Not long after, the melody was used at a burial for the first time when a battery commander ordered it played in lieu of the customary three rifle volleys over the grave. The battery was so close to enemy lines, that the commander was worried the shots would spark renewed fighting.
As you now know, the Memorial Day Holiday has its roots firmly established in the American Civil War, but it is perhaps the World War I poem, "In Flanders Fields," by John McCrea, which most venerates the many thousands of fallen soldiers we honor on what to me is a sacred holiday. This poem inspired the Memorial Day custom of wearing red artificial poppies. In 1915, a Georgia teacher and volunteer war worker named Moina Michael began a campaign to make the poppy a symbol of tribute to veterans and for "keeping the faith with all who died." The sale of poppies has supported the work of the Veterans of Foreign Wars for many years.

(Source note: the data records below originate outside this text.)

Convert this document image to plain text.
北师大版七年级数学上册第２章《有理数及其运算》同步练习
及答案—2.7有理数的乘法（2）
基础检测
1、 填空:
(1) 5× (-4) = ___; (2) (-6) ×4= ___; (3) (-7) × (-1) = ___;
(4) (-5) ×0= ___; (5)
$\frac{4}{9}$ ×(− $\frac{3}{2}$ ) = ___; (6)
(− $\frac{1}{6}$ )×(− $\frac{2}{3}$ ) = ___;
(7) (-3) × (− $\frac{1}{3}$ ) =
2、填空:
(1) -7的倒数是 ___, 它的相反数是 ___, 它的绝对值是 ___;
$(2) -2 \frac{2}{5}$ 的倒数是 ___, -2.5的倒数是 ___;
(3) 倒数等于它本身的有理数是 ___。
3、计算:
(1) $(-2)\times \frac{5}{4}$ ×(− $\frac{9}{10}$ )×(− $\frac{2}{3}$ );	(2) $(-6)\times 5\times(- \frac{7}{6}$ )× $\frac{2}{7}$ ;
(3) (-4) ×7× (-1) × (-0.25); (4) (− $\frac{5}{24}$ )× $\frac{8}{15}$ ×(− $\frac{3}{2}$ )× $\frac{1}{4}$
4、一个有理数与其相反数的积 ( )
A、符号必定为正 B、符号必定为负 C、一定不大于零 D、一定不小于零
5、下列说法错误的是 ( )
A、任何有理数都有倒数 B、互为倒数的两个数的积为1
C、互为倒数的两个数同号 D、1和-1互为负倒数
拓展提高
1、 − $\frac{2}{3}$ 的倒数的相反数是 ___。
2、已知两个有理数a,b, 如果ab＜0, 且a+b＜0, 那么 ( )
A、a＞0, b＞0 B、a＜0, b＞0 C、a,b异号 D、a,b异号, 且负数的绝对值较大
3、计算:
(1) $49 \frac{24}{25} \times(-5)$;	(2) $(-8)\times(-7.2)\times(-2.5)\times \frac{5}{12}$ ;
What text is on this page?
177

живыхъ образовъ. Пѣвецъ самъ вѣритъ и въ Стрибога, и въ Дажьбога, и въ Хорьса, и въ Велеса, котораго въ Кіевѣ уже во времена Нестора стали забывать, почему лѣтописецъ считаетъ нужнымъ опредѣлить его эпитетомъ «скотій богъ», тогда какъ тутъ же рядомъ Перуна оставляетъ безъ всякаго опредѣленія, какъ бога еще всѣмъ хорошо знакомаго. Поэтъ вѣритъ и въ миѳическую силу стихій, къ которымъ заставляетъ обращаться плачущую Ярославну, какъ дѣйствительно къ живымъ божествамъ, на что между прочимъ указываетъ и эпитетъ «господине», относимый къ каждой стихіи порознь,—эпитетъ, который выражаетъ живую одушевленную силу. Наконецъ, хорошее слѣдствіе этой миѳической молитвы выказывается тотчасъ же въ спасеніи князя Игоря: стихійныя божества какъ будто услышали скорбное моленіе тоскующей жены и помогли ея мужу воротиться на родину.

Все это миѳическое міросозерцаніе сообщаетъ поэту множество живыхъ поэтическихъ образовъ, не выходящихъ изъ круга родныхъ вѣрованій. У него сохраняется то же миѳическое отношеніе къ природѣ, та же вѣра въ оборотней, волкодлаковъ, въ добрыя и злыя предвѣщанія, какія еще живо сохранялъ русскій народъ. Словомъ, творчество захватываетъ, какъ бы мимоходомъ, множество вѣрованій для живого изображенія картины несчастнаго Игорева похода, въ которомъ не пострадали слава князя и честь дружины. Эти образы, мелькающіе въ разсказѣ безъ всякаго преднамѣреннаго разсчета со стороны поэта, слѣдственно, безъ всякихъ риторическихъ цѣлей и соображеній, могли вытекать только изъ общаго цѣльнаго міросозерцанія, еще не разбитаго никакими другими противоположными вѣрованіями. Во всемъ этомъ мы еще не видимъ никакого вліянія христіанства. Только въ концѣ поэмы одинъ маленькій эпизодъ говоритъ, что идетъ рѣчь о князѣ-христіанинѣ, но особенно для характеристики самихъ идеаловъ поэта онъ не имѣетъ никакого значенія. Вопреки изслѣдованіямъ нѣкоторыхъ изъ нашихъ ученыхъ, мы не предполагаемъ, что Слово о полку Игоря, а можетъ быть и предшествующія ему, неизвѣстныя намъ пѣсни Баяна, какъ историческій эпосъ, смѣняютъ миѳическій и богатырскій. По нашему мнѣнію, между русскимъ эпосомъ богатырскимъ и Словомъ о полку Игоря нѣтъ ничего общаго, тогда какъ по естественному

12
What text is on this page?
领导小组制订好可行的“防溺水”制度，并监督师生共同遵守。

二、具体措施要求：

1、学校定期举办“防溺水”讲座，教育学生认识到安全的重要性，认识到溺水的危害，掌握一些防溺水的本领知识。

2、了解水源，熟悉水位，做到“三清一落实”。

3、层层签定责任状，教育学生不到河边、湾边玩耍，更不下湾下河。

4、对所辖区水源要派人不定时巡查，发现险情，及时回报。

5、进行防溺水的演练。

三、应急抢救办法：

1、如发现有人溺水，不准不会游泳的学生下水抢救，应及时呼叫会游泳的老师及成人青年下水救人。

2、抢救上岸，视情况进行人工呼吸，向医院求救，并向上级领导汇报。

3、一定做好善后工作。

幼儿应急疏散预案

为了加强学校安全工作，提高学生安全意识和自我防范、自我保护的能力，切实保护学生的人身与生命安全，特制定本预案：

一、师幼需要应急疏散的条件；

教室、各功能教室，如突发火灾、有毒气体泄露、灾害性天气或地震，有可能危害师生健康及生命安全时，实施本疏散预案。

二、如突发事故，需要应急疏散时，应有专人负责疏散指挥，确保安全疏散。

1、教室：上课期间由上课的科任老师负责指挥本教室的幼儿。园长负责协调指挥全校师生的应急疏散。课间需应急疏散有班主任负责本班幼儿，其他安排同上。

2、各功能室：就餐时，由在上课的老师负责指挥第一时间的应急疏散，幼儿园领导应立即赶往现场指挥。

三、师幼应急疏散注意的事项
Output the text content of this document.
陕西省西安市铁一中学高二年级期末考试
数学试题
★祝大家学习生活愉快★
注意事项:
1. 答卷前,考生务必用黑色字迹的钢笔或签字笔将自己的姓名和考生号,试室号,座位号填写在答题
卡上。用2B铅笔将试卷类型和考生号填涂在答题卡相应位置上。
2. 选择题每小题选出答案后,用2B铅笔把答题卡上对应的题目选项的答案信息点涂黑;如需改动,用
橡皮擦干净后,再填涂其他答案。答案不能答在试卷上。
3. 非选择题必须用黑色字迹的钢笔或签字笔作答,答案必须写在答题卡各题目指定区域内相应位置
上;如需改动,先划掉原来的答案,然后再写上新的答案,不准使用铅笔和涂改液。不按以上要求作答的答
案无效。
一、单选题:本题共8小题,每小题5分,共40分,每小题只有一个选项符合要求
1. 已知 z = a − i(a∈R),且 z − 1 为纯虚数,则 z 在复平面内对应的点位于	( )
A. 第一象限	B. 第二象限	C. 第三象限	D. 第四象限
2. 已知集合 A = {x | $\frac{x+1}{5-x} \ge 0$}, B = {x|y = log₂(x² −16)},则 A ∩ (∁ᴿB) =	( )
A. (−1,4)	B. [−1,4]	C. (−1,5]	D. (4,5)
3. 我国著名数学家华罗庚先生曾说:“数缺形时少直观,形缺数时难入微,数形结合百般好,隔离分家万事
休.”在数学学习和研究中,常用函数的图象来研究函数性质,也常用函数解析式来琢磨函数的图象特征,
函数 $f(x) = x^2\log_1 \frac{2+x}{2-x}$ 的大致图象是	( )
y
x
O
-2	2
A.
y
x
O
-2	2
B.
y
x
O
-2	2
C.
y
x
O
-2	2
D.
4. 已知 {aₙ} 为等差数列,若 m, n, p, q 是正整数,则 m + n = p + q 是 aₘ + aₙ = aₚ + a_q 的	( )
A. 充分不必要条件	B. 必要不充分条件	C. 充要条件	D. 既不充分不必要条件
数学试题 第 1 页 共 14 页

It was in the year 2000, that Congress established a National Moment of Remembrance, which asks Americans to pause for one minute at 3 p.m. in an act of national unity. The time was chosen because 3 p.m. "is the time when most Americans are enjoying their freedoms on the national holiday."
This year on Memorial Day, and for the years to come, it is my hope that you’ll consider it not just a holiday, but a day of Honor. You can respect and honor those fallen hero’s by remembering.
Now, I’d like to end with the reading of:
In Flanders Fields
BY Lt Colonel JOHN MCCRAE, MD 1872 – 1918
a late member of the Canadian Army
In Flanders fields the poppies blow
Between the crosses, row on row,
That mark our place; and in the sky
The larks, still bravely singing, fly
Scarce heard amid the guns below.
We are the Dead. Short days ago
We lived, felt dawn, saw sunset glow,
Loved and were loved, and now we lie,
In Flanders fields.
Take up our quarrel with the foe:
To you from failing hands we throw
The torch; be yours to hold it high.
If ye break faith with us who die
We shall not sleep, though poppies grow
In Flanders fields.
Please remember, it is customary on Memorial Day to fly the flag at half - staff until noon, and then raise it to the top of the staff until sunset.